Yeah I’m scared! I’m not going to lie and say I’m not nervous about the fact I will be living in West Africa for 8 months. It only seems reasonable to be afraid of things we are uncertain of. However, I do not believe being nervous is a reason to stop yourself from proceeding with something that could be great. When given the amazing opportunity to study in Ghana with my school, Trent University, I knew it was something that I had to do. I began traveling at an early age which made me fall in love with the world. I know that sounds lame but it’s true. I’m so interested in humans and the earth that I study Anthropology and International Development studies as an outlet. I want to understand people as a whole in order to better conceptualize how society progresses. Add that to my love for traveling and you have an aspiring ethnographic researcher!  (Basically I want to travel around and study different cultural concepts and write about it in books that are important).
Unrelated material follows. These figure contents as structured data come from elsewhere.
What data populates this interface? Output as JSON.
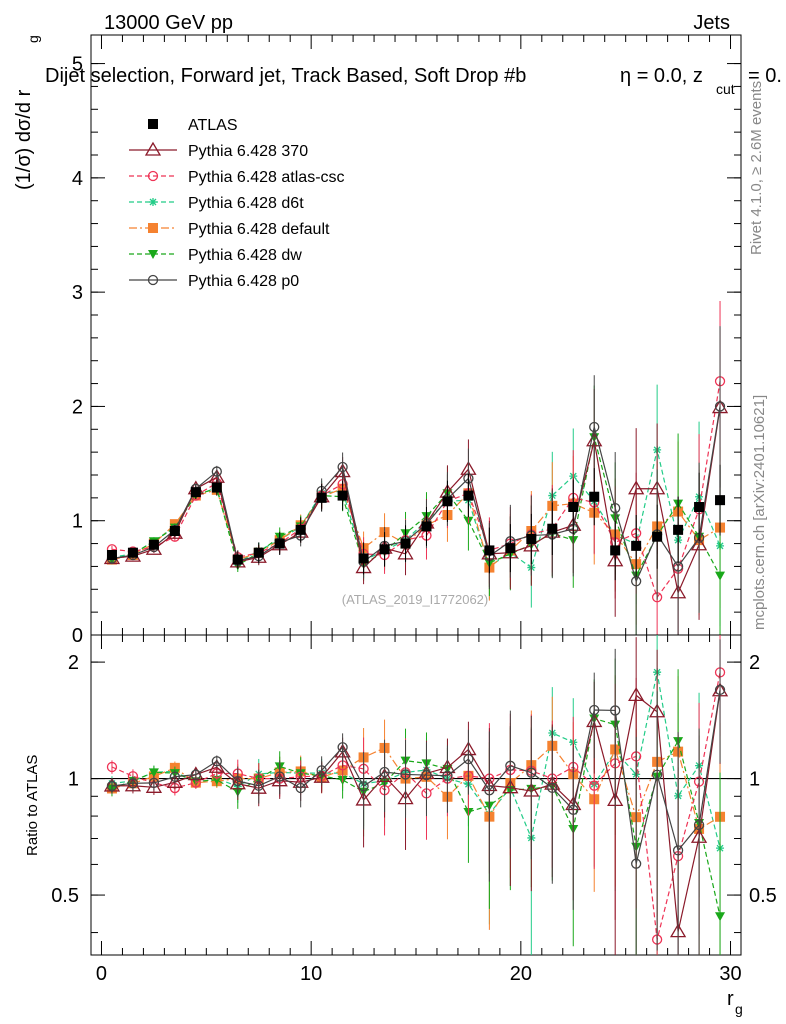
{
  "header": {
    "left": "13000 GeV pp",
    "right": "Jets",
    "subtitle": "Dijet selection, Forward jet, Track Based, Soft Drop #b",
    "subtitle_extra": "= 0.0, z",
    "subtitle_sub": "cut",
    "subtitle_tail": "= 0.",
    "rivet": "Rivet 4.1.0, ≥ 2.6M events",
    "mcplots": "mcplots.cern.ch [arXiv:2401.10621]",
    "analysis": "(ATLAS_2019_I1772062)"
  },
  "axes": {
    "ylabel_main": "(1/σ) dσ/d r",
    "ylabel_main_sub": "g",
    "ylabel_ratio": "Ratio to ATLAS",
    "xlabel": "r",
    "xlabel_sub": "g",
    "main_yticks": [
      "0",
      "1",
      "2",
      "3",
      "4",
      "5"
    ],
    "ratio_yticks": [
      "0.5",
      "1",
      "2"
    ],
    "xticks": [
      "0",
      "10",
      "20",
      "30"
    ]
  },
  "colors": {
    "atlas": "#000000",
    "p370": "#8b1a2a",
    "atlas_csc": "#ee3355",
    "d6t": "#22cc88",
    "default": "#f58230",
    "dw": "#1aa81a",
    "p0": "#444444"
  },
  "chart_data": {
    "type": "scatter",
    "title": "Dijet selection, Forward jet, Track Based, Soft Drop",
    "xlabel": "r_g",
    "ylabel": "(1/σ) dσ/d r_g",
    "xlim": [
      -0.5,
      30.5
    ],
    "ylim": [
      0,
      5.25
    ],
    "ratio_ylim": [
      0.35,
      2.35
    ],
    "x": [
      0.5,
      1.5,
      2.5,
      3.5,
      4.5,
      5.5,
      6.5,
      7.5,
      8.5,
      9.5,
      10.5,
      11.5,
      12.5,
      13.5,
      14.5,
      15.5,
      16.5,
      17.5,
      18.5,
      19.5,
      20.5,
      21.5,
      22.5,
      23.5,
      24.5,
      25.5,
      26.5,
      27.5,
      28.5,
      29.5
    ],
    "series": [
      {
        "name": "ATLAS",
        "key": "atlas",
        "style": "data",
        "values": [
          0.7,
          0.72,
          0.79,
          0.91,
          1.25,
          1.29,
          0.66,
          0.72,
          0.8,
          0.92,
          1.2,
          1.22,
          0.67,
          0.75,
          0.8,
          0.95,
          1.17,
          1.22,
          0.74,
          0.76,
          0.84,
          0.93,
          1.12,
          1.21,
          0.74,
          0.78,
          0.86,
          0.92,
          1.12,
          1.18
        ]
      },
      {
        "name": "Pythia 6.428 370",
        "key": "p370",
        "style": "solid-triangle-open",
        "values": [
          0.67,
          0.69,
          0.75,
          0.89,
          1.28,
          1.38,
          0.64,
          0.68,
          0.79,
          0.9,
          1.21,
          1.43,
          0.59,
          0.76,
          0.71,
          0.98,
          1.25,
          1.45,
          0.71,
          0.72,
          0.78,
          0.9,
          0.96,
          1.7,
          0.65,
          1.28,
          1.28,
          0.37,
          0.79,
          1.99
        ]
      },
      {
        "name": "Pythia 6.428 atlas-csc",
        "key": "atlas_csc",
        "style": "dashed-circle-open",
        "values": [
          0.75,
          0.73,
          0.77,
          0.86,
          1.22,
          1.33,
          0.68,
          0.72,
          0.8,
          0.93,
          1.22,
          1.32,
          0.71,
          0.7,
          0.83,
          0.87,
          1.17,
          1.24,
          0.74,
          0.8,
          0.88,
          0.93,
          1.2,
          1.16,
          0.81,
          0.89,
          0.33,
          0.58,
          1.1,
          2.22
        ]
      },
      {
        "name": "Pythia 6.428 d6t",
        "key": "d6t",
        "style": "dashed-star",
        "values": [
          0.68,
          0.71,
          0.82,
          0.95,
          1.22,
          1.29,
          0.63,
          0.74,
          0.83,
          0.95,
          1.24,
          1.26,
          0.65,
          0.74,
          0.83,
          1.0,
          1.17,
          1.18,
          0.6,
          0.72,
          0.59,
          1.22,
          1.39,
          1.17,
          0.87,
          0.8,
          1.62,
          0.83,
          1.21,
          0.78
        ]
      },
      {
        "name": "Pythia 6.428 default",
        "key": "default",
        "style": "dashdot-square",
        "values": [
          0.66,
          0.7,
          0.8,
          0.97,
          1.22,
          1.27,
          0.66,
          0.72,
          0.83,
          0.96,
          1.21,
          1.28,
          0.76,
          0.9,
          0.8,
          0.96,
          1.05,
          1.24,
          0.59,
          0.74,
          0.91,
          1.13,
          1.15,
          1.07,
          0.88,
          0.62,
          0.95,
          1.08,
          0.83,
          0.94
        ]
      },
      {
        "name": "Pythia 6.428 dw",
        "key": "dw",
        "style": "dashed-triangle-down",
        "values": [
          0.66,
          0.71,
          0.82,
          0.94,
          1.23,
          1.28,
          0.61,
          0.72,
          0.86,
          0.95,
          1.22,
          1.21,
          0.62,
          0.73,
          0.89,
          1.04,
          1.24,
          1.0,
          0.63,
          0.71,
          0.79,
          0.89,
          0.83,
          1.73,
          1.02,
          0.52,
          0.87,
          1.15,
          0.86,
          0.52
        ]
      },
      {
        "name": "Pythia 6.428 p0",
        "key": "p0",
        "style": "solid-circle-open",
        "values": [
          0.67,
          0.7,
          0.77,
          0.92,
          1.28,
          1.43,
          0.65,
          0.69,
          0.81,
          0.87,
          1.26,
          1.47,
          0.64,
          0.78,
          0.82,
          0.97,
          1.19,
          1.37,
          0.69,
          0.82,
          0.87,
          0.88,
          0.93,
          1.82,
          1.11,
          0.47,
          0.88,
          0.6,
          0.85,
          2.0
        ]
      }
    ]
  }
}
So yes, I am nervous, but how boring would life be if you never challenged yourself? I’m a firm believer that you manifest your reality through your mentality. Since I have been waking up for over the past year in the mindset “F*ck yeah I’m moving to Ghana!”, I’ve been subconsciously setting myself up for success. If you constantly tell yourself you will succeeded in doing something, you will. Go try it out. Remind yourself of your goals daily and watch what can happen.

It’s two months before I leave and I’m getting more excited and nervous everyday. My biggest concern is probably my diet. Being vegan I’m unsure of what I can actually eat there, and fear of offending someone potentially offering me some sort of non-vegan meal. I also fear the heat, but I know I will adjust eventually. I am also more nervous of coming back afterwards than I am to arrive;  I know I wont be the same as I am now. I fear of my mind growing to the point where the self I am now will no longer be recognized. But I can hardly wait. I do not know what this trip will bring but I am guaranteed an adventure.

I decided that this opportunity would be a good test run to see if this is truly what I want to spend my life doing. I’m going to post updates here  throughout my time abroad, because it’s easier to just share with everyone in one place instead of writing my stories to each person I may not get the chance to speak with. I wanted to do one now to trace my change in attitude as my time there goes on. Who knows, I could end up running home week 2, switching my major to molecular biology (doubtful). The truth is that I do not know what to expect. But I have to at least try. How would i feel if i didn’t?